The uAvionix pingRID is specifically designed to meet the Federal Aviation Administration (FAA) requirements for Remote ID Broadcast modules. uAvionix applied its proven aviation-grade rigor and know-how to produce a device that meets the FAA Part 89 requirements and adheres to the FAA’s accepted RID-ASTM-F3586-22-NOA-22- 01 Means Of Compliance (MOC). The device is easy to use and does not require configuration or the use of an app. Users must register the device with their aircraft on the FAA website, ensure it’s charged, attach it to the aircraft with included 3M Dual- Lock™ tape, turn it on and be ready to fly. The device will acquire the necessary GPS signal and alert the operator when it’s ready. A solid green LED tells the operator that the aircraft position has been acquired and is ready for take-off. Two-rapid flashes indicates that take-off has been detected and the pingRID is transmitting the necessary Remote ID information for nearby Remote ID receivers.
The delayed enforcement is causing some individuals to delay purchases; however most major enterprises and institutions are proceeding with their compliance plans and contributing to the overall goal of a safer, integrated airspace. This includes retrofitting existing UAS with Remote ID to preserve their investment. A challenge is emerging in the engineering effort required for integration and compliance on more complex platforms. For drones which are not built in mass-production, the differences in engineering and integration basically result in each airframe needing to get an individual Declaration of Compliance (DoC). Additionally, Part 89 of the rule can touch many other components in the highly integrated systems often found on custom UAS platforms, additional engineering work is required to properly comply.
What other technologies you are currently working & do you want to highlight the importance of the same?
Remote ID receiving equipment can vary significantly and performance may be impacted by a number of environmental factors.

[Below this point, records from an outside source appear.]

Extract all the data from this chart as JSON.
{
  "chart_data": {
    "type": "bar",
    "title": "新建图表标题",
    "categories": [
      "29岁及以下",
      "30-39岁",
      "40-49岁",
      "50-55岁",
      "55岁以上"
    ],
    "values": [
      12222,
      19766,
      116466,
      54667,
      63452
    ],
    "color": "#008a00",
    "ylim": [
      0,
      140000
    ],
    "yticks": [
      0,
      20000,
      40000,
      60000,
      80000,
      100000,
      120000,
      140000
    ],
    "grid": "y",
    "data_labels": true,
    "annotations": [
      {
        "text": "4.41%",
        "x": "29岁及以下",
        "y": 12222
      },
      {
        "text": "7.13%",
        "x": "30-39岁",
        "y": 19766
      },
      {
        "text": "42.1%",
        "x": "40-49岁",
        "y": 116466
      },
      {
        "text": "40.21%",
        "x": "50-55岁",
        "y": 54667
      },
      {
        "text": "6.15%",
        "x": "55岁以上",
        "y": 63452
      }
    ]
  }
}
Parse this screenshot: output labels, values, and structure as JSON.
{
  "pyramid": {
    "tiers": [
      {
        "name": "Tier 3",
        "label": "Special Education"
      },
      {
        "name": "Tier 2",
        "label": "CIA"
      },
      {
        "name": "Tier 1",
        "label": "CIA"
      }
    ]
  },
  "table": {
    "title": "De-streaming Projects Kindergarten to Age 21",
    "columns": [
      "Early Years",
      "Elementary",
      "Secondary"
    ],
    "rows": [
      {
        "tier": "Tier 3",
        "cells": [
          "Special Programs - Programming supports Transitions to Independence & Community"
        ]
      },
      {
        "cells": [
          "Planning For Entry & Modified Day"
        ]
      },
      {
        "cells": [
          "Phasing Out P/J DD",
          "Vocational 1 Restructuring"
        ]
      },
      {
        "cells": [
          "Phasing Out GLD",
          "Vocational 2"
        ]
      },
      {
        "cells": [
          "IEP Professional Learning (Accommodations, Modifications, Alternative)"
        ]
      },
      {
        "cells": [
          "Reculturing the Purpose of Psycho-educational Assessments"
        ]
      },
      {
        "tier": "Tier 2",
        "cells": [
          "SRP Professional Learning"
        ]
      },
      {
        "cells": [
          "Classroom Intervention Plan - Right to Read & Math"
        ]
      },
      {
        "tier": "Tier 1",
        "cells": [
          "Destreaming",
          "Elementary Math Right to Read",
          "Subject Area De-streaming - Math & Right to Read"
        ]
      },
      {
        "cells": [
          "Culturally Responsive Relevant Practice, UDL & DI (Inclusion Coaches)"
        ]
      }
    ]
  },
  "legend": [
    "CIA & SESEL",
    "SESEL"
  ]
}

Accordingly, mobile and fixed antenna versions of Remote ID receivers will be available soon through uAvionix.
What else can we expect in the coming Months/ years from uAvoinix?
The combination of assured C2 Communications and Detect and Avoid capability for both cooperative and non-cooperative aircraft is foundational to a scalable and repeatable infrastructure for UAS operations. As leading innovators in aviation, we are developing Command and Control Communications Service Provider (C2CSP) components and services that will enable UAS operations, especially BVLOS, at price points that do not erode the economic value for small Uncrewed Aircraft Systems.